Here, if Raisa or her mom got injure while operating the machine then Raisa could have sued the shop or the authority of the shop as UCTA states that any obligation for personal injury cannot be excluded.
Jerin bought a sandwich from a shop, which was described as fresh. But after having a bite from it, she realized it was 2days old. Here the description given, did not match with the quality.
According to the law goods must meet up with the descriptions .So she can sue the shop as their description did not match with the quality of the product. Also if my little brother felt ill after having the sandwich, she could sue the shop for any personal damages or health issue made by or because of the sandwich, as UCTA (1977) protects the consumers or the customers if anything causes health issues or sickness.

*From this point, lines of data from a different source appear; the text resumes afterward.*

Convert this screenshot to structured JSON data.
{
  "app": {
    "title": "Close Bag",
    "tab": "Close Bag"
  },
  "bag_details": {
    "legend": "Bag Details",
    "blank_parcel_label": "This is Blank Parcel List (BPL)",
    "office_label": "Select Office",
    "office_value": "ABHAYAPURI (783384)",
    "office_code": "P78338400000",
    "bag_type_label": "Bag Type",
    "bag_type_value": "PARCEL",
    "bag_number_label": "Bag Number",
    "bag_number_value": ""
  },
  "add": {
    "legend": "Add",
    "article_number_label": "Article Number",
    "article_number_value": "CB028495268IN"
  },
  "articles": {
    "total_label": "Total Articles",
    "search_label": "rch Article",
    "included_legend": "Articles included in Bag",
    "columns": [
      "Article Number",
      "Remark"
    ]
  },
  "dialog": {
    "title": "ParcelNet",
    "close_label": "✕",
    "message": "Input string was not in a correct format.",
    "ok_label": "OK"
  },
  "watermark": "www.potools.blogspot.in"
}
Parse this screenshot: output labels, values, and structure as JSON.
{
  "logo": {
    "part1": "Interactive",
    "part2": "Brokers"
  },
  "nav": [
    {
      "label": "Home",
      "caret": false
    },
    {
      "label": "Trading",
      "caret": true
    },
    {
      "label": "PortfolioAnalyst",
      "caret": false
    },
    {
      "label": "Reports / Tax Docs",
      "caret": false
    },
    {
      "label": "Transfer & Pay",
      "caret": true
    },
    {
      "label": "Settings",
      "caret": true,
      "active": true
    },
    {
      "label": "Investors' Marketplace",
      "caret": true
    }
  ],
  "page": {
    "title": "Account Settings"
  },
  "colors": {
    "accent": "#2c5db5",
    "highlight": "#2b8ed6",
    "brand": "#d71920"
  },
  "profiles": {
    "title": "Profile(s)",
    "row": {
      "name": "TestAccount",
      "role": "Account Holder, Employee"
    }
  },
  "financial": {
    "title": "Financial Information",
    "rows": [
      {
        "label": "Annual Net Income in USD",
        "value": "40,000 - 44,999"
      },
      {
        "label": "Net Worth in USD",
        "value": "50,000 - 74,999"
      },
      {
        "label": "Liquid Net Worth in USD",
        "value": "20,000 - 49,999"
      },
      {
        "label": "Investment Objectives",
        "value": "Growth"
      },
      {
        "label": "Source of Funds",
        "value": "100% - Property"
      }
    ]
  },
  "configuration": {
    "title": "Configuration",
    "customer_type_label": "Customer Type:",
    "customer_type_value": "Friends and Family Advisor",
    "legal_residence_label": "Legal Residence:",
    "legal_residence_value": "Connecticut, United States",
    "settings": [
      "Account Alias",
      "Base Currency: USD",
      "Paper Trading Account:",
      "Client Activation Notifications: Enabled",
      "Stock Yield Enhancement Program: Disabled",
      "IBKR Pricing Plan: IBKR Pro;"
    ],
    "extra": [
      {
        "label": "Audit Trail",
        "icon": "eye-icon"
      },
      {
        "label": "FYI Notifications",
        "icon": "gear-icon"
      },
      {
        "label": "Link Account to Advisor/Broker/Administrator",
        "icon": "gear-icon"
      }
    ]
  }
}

Jerin bought a waterproof watch from a shop that had a notice in large prints ‘the authority takes no responsibility as to the working conditions of any of our products’ and she noticed the statement before purchasing it. Later, she went to swim with the watch on and after some time the watch stopped working.
Now in this scenario she can sue the shop for the watch although they already mentioned that the authority will not be responsible, still she can sue the shop because according to the goods of sales act, goods must meet with the descriptions.